EquBot on Wednesday launched its second exchange-traded fund that uses artificial intelligence to actively construct an investment portfolio of equities.
The AI Powered International Equity ETF (AIIQ) focuses on stocks from developed markets outside of the U.S., which differs from the AI Powered Equity ETF (AIEQ) that debuted last October with a mandate to invest in U.S. equities.
With both funds, San Francisco-based EquBot employs a proprietary quantitative, AI-driven model that runs on the IBM Watson artificial intelligence platform. The model scans both funds’ respective investment universe around the clock to identify stocks that can profit from current economic conditions, trends and world events
In the case of AIIQ, the model identifies 80 to 250 companies with the greatest potential to experience price appreciation during the next 12 months.
As of June 5, AIIQ invested in 150 companies and the top five holdings were Toyota Motor Corp., SAP SE, Nippon Telegraph & Telephone Corp., Chubb Ltd. and KB Financial Group Inc., with weights ranging from 3.22 percent to 2.07 percent.

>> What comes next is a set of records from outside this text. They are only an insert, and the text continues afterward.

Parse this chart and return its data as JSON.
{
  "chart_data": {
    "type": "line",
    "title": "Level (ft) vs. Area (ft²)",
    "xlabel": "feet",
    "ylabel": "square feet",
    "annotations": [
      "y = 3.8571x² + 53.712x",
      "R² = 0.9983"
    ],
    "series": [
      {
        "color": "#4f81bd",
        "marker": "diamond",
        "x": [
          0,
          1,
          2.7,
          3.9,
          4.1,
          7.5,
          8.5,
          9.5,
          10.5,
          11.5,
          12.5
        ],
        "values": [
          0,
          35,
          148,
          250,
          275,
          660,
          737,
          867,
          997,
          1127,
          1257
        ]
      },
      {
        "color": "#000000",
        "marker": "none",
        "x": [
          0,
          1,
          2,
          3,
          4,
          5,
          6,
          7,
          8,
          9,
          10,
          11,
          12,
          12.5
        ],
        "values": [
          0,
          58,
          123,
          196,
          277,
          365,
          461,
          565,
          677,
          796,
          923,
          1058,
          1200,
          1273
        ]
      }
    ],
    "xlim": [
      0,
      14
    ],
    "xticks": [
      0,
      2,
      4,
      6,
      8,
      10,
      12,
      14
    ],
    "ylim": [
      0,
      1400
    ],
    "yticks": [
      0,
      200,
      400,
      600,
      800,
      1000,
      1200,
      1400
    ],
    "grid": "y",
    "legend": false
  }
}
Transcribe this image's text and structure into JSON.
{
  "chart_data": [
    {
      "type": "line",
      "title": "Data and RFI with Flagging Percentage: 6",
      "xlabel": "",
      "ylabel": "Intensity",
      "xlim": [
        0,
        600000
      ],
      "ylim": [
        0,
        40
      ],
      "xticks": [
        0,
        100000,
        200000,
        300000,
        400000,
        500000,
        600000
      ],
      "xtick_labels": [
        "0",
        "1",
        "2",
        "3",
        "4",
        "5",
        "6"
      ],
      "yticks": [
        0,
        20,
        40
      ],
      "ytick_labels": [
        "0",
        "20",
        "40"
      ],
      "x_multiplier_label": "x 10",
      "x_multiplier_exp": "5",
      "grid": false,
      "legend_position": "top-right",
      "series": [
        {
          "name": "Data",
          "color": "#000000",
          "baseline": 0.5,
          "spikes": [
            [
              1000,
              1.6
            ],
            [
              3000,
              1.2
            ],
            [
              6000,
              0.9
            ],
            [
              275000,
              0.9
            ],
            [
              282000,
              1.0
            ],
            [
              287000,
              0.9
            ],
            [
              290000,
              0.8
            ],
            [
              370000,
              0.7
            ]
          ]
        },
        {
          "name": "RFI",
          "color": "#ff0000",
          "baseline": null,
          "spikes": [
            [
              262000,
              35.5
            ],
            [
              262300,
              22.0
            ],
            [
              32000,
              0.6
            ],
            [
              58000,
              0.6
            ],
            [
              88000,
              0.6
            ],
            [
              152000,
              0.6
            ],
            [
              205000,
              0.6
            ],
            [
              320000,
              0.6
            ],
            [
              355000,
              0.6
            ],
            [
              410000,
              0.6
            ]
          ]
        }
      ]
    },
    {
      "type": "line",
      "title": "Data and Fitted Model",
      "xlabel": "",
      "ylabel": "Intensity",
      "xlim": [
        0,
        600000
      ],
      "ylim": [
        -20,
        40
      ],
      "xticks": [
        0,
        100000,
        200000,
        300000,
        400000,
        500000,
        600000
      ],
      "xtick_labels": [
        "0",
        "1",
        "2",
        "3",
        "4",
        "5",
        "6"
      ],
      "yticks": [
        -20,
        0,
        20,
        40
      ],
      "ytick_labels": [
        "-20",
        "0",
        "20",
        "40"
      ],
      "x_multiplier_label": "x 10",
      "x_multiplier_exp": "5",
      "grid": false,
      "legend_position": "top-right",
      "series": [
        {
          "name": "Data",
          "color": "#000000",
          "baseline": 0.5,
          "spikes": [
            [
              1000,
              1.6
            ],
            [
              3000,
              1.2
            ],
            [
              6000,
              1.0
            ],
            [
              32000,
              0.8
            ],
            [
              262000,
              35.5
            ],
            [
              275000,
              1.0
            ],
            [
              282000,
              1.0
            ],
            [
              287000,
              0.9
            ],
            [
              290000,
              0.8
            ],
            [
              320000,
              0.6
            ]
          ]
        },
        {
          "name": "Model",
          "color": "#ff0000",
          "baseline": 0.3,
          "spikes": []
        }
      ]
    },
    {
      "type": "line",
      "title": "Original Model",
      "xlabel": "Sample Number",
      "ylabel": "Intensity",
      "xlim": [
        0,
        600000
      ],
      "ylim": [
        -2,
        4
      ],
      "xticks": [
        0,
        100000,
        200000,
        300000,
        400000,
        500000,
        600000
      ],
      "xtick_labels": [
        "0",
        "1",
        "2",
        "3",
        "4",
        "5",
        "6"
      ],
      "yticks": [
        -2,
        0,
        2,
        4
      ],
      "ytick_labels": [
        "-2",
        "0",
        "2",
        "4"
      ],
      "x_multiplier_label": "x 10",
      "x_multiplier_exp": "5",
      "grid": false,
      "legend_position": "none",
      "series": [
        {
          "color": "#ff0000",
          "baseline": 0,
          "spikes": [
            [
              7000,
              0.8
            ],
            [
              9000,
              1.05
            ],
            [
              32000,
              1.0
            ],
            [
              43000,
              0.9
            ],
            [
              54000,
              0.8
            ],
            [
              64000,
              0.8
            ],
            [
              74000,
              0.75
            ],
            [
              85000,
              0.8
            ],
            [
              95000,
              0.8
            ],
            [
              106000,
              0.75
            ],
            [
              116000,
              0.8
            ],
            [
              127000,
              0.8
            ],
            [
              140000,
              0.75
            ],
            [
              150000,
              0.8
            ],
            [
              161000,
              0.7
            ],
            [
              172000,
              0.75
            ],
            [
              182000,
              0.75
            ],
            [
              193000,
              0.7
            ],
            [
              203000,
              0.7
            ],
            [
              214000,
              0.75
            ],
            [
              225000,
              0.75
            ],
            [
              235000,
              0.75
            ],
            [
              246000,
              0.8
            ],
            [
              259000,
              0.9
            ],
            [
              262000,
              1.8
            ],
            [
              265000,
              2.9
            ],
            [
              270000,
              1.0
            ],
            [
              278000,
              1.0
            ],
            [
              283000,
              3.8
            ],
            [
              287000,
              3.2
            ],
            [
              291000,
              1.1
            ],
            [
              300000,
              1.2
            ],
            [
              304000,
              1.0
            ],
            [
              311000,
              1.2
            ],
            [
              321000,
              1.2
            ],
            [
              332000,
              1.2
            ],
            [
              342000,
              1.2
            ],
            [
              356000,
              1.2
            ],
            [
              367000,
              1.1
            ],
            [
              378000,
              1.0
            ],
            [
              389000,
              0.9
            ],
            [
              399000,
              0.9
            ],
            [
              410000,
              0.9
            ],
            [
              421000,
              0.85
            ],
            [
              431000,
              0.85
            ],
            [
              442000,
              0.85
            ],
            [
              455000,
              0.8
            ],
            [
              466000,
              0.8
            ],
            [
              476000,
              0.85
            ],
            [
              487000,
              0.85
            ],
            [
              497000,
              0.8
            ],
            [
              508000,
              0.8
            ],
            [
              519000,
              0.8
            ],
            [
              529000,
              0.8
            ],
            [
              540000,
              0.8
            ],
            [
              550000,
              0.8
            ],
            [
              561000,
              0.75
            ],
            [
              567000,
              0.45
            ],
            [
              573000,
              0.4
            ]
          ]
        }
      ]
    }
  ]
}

The fund invests across all market capitalizations, and the investment model recommends a weight for each company based on its potential for appreciation and correlation to the other companies in the fund’s portfolio. The EquBot model limits the weight of any individual company to 10 percent.
AIIQ’s expense ratio is 0.79 percent, which is four basis points more than it’s domestic-focused cousin, AIEQ.
Since it launched eight months ago, AIEQ has attracted $136 million in assets under management and is up more than 11 percent, thanks to a run-up in share price since early April that has propelled it to an all-time high.